O ex-primeiro-ministro do Japão Shinzo Abe, assassinado a tiros em 8 de julho, não implementou ações durante a pandemia contra a vacina e a favor do uso da ivermectina, conforme é dito nas redes (veja aqui). O imunizante foi autorizado no país em fevereiro de 2021, quando Abe já não estava no poder. As cerca de 1,6 milhão de doses da vacina barradas, citadas na postagem, apresentavam contaminação. Por fim, a ivermectina não é autorizada para prevenir ou tratar a Covid-19 no país, que não obriga qualquer tipo de vacinação desde 1994.
As postagens enganosas contam com ao menos 5.420 visualizações no Telegram e dezenas de compartilhamentos no Facebook nesta quarta-feira (20).
Ministro japonês assassinado não seguia ordens do FÓRUM ECONÔMICO MUNDIAL. Não obrigou vacinação, (...)
Postagens enganam ao associar o assassinato a tiros do ex-primeiro-ministro do Japão Shinzo Abe (1954–2022), em 8 de julho, a supostas atitudes tomadas pelo político durante a pandemia de Covid-19. Perfis antivacina e defensores de tratamentos sem respaldo científico têm disseminado nas redes sociais, principalmente no Telegram, que o político agiu contra a vacinação e a favor do uso de ivermectina, o que é falso.
A primeira afirmação diz que Abe não obrigou a população do Japão a se vacinar contra Covid-19, mas ele já não era mais premiê quando foi iniciada a imunização no país. Durante a pandemia, Abe alegou problemas de saúde e deixou o cargo em agosto de 2020, quando nenhuma vacina contra a Covid-19 havia sido liberada. O primeiro país a iniciar a imunização foi o Reino Unido, em dezembro daquele ano. O Japão autorizou a primeira vacina, a da Pfizer, em fevereiro de 2021.
Além disso, nenhuma imunização é obrigatória no Japão desde 1994. Na época em que a lei foi revisada, Abe fazia parte da Câmara dos Representantes, que integra o Legislativo.
O Japão nunca interrompeu a campanha e atualmente está vacinando contra a Covid-19 pessoas a partir de cinco anos de idade. Dados de 18 de julho do Our World in Data, projeto da Universidade de Oxford, na Inglaterra, mosta que 82,2% da população está com o esquema vacinal primário completo. Para efeito de comparação, no Brasil, essa taxa é de 79%. Os imunizantes disponíveis no país são os da Pfizer, Moderna, AstraZeneca e Novavax.
(...) devolveu 1,6 milhões de doses de volta (...)
É verdade que o governo japonês rejeitou 1,6 milhão de doses de imunizantes contra Covid-19, mas o caso ocorreu quando Abe não estava no poder e não tem relação com algum tipo de rejeição a campanhas de imunização. Em agosto de 2021, o Ministério da Saúde japonês suspendeu o uso de alguns lotes da Moderna que poderiam estar contaminados.

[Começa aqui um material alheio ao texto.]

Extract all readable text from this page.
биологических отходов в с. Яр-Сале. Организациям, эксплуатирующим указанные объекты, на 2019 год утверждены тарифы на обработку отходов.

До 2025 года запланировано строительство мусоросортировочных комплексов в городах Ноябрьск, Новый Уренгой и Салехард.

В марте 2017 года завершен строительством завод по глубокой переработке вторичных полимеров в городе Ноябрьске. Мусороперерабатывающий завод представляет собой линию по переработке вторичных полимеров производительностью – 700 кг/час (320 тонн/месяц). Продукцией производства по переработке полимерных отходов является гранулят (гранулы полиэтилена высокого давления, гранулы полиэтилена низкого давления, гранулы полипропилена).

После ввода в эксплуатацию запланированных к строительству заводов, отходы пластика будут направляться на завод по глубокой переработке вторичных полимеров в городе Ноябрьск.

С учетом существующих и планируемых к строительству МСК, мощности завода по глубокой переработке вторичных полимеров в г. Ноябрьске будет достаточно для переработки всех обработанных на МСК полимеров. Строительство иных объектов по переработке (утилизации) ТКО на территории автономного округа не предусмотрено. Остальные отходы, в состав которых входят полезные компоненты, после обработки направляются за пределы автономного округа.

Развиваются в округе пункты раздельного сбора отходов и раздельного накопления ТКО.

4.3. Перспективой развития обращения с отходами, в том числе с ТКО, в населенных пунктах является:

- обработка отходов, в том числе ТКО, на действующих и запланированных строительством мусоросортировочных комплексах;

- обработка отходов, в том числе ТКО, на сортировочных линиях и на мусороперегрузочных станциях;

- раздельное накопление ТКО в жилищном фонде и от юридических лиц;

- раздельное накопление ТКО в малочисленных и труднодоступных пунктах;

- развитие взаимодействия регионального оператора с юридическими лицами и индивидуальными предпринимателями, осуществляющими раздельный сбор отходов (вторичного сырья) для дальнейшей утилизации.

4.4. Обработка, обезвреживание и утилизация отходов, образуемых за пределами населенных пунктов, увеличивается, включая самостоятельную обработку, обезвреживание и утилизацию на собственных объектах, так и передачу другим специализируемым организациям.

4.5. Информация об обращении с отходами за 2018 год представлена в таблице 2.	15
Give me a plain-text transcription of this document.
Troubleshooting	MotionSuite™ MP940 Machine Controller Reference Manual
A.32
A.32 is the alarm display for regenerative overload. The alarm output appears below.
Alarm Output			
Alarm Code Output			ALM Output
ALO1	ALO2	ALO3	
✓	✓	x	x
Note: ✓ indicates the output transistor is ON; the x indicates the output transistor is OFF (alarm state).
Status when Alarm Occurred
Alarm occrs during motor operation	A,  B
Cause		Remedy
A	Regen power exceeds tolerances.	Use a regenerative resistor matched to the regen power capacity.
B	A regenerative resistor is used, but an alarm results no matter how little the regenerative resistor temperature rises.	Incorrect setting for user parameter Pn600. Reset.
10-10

Em outubro, a farmacêutica Takeda, responsável pela importação e distribuição da Moderna no Japão, anunciou que os lotes haviam sido contaminados com partículas de aço inoxídavel por “erro humano”. Segundo a empresa, a contaminação ocorreu na fabricante espanhola Rovi nas máquinas que colocam as tampas nos frascos das vacinas.
(...) e deu ivermectina aos cidadãos. ISSO FAZ SENTIDO AGORA?
As postagens ainda enganam ao afirmar que Abe distribuiu ivermectina à população. O antiparasitário não faz parte da relação de medicamentos autorizados no país para tratar a Covid-19. Não há notícias de que Abe tenha defendido a substância.
Em maio de 2020, o Japão autorizou o uso emergencial do remdesivir para casos graves. Em 2021, foram autorizados os remédios baricitinibe, também para pacientes em estado grave, casirivimab, sotrovimabe e molnupiravir, indicados para a fase inicial da doença. Neste ano, houve autorização para o uso do tocilizumabe para tratar quem teve a doença agravada, e o paxlovid para tratamento nos primeiros dias de contaminação.
A ivermectina continua sem eficácia comprovada para prevenir ou tratar pessoas contaminadas com Covid-19. Uma metanálise (análise de resultados de pesquisas) atualizada em junho pela Cochrane, entidade especializada em revisões, mostrou que as conclusões existentes até o momento não sustentam a eficácia e a segurança do antiparasitário para a doença viral. Ao todo, 41 ensaios clínicos ainda estão em andamento para averiguar o potencial do medicamento.
Tetsuya Yamagami, homem que atirou em Abe, disse que cometeu o crime por ter rancor de uma instituição religiosa que havia pressionado a mãe dele a fazer doações de grandes quantias em dinheiro. Yamagami acreditava que Abe havia favorecido a organização no Japão.